It Won't Be Like This For Long
There are so many moments as a parent when we wonder if it will always be this hard. On the flip side, there are many times that we wish would last forever. It's this strange, yet lovely, dichotomy that represents motherhood and being a parent. As I've navigated life as mom, I've had moments that took my breath away from being so sweet or challenging. I wondered if it would always be like this, and then I'd remind myself that it won't be like this for long...
Many thanks to Darius Rucker for providing the music to convey these feeling so well, but also serving as an important reminder that the sweet moments are quickly fleeting.
While pregnant we wonder if we'll ever find out the sex of our baby, or if we will ever be done waiting for our child to arrive. What we forget about is the safety and security of the little love in the womb, while we grow and prepare for life with this little love in the world.
After the weeks of waiting for the arrival of our sweet baby, we wonder with blurry eyes if we will do anything besides nurse, change diapers, and rock a crying baby back to sleep. What we forget is how this little baby is completely dependent on the milk that only we can provide, finds the most comfort in our heartbeat, and will someday want no part of these sweet snuggles.
Once we finally make it through early months of a newborn, we suddenly have a baby that has forgotten how to sleep. We are now in the throws of the five month sleep regression and wonder if we'll ever sleep again.
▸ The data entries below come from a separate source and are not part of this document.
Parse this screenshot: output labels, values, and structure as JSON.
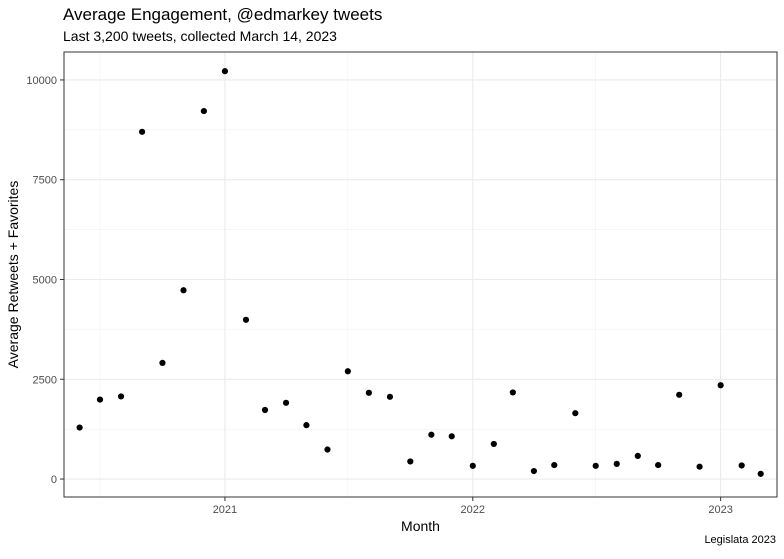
{
  "title": "Average Engagement, @edmarkey tweets",
  "subtitle": "Last 3,200 tweets, collected March 14, 2023",
  "caption": "Legislata 2023",
  "chart_data": {
    "type": "scatter",
    "title": "Average Engagement, @edmarkey tweets",
    "subtitle": "Last 3,200 tweets, collected March 14, 2023",
    "xlabel": "Month",
    "ylabel": "Average Retweets + Favorites",
    "caption": "Legislata 2023",
    "xlim": [
      "2020-05-09",
      "2023-03-25"
    ],
    "ylim": [
      -450,
      10700
    ],
    "x_ticks": [
      {
        "date": "2021-01-01",
        "label": "2021"
      },
      {
        "date": "2022-01-01",
        "label": "2022"
      },
      {
        "date": "2023-01-01",
        "label": "2023"
      }
    ],
    "y_ticks": [
      {
        "value": 0,
        "label": "0"
      },
      {
        "value": 2500,
        "label": "2500"
      },
      {
        "value": 5000,
        "label": "5000"
      },
      {
        "value": 7500,
        "label": "7500"
      },
      {
        "value": 10000,
        "label": "10000"
      }
    ],
    "grid": true,
    "points": [
      {
        "x": "2020-06-01",
        "y": 1290
      },
      {
        "x": "2020-07-01",
        "y": 1990
      },
      {
        "x": "2020-08-01",
        "y": 2070
      },
      {
        "x": "2020-09-01",
        "y": 8700
      },
      {
        "x": "2020-10-01",
        "y": 2910
      },
      {
        "x": "2020-11-01",
        "y": 4730
      },
      {
        "x": "2020-12-01",
        "y": 9220
      },
      {
        "x": "2021-01-01",
        "y": 10220
      },
      {
        "x": "2021-02-01",
        "y": 3990
      },
      {
        "x": "2021-03-01",
        "y": 1730
      },
      {
        "x": "2021-04-01",
        "y": 1910
      },
      {
        "x": "2021-05-01",
        "y": 1350
      },
      {
        "x": "2021-06-01",
        "y": 740
      },
      {
        "x": "2021-07-01",
        "y": 2700
      },
      {
        "x": "2021-08-01",
        "y": 2160
      },
      {
        "x": "2021-09-01",
        "y": 2060
      },
      {
        "x": "2021-10-01",
        "y": 440
      },
      {
        "x": "2021-11-01",
        "y": 1110
      },
      {
        "x": "2021-12-01",
        "y": 1070
      },
      {
        "x": "2022-01-01",
        "y": 330
      },
      {
        "x": "2022-02-01",
        "y": 880
      },
      {
        "x": "2022-03-01",
        "y": 2170
      },
      {
        "x": "2022-04-01",
        "y": 200
      },
      {
        "x": "2022-05-01",
        "y": 350
      },
      {
        "x": "2022-06-01",
        "y": 1650
      },
      {
        "x": "2022-07-01",
        "y": 330
      },
      {
        "x": "2022-08-01",
        "y": 380
      },
      {
        "x": "2022-09-01",
        "y": 580
      },
      {
        "x": "2022-10-01",
        "y": 350
      },
      {
        "x": "2022-11-01",
        "y": 2110
      },
      {
        "x": "2022-12-01",
        "y": 310
      },
      {
        "x": "2023-01-01",
        "y": 2350
      },
      {
        "x": "2023-02-01",
        "y": 340
      },
      {
        "x": "2023-03-01",
        "y": 130
      }
    ]
  }
}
Later we'll realize that these late night snuggles are precious when our baby will one day squirm too much to sleep cuddled next to us.
We anxiously await the day for our sweet little love to crawl and explore the world, until we realize they can't find every little thing closest to the ground. We long for the day that they won't be into everything, but what we will someday realize that there are so many things that they cannot yet reach.
We long for the day that our sweet child will walk, and run and play until they do. Suddenly they are toddling everywhere and finding everything to grab and crash into. We wonder if we'll have to scoop them up forever and kiss their bruises, but some day we'll remember how much faster they can move and how tough they were.
After weeks and months of practice, our sweet toddler no longer moves slowly from place to place, but is getting into everything. We wonder if anything will be sacred or safe from their little hands, but later we'll know that it was easier having them get into these things down low and not hidden out of sight.
Before long we reach the long awaited days of potty training when diapers are no more. We feel like we've finally crossed the last bridge of babydom, and long for the days of dry underpants. Someday we'll remember how much this little person still needed our love and guidance with even the basic of human needs.
Each moment of life with our babies is challenging but is quickly passing. When the moments get to be too hard, I pause and remind myself that it won't be like this for long. That times that feel so hard will one day be sweet moments of the past that we may (not always) long to go back to and savor.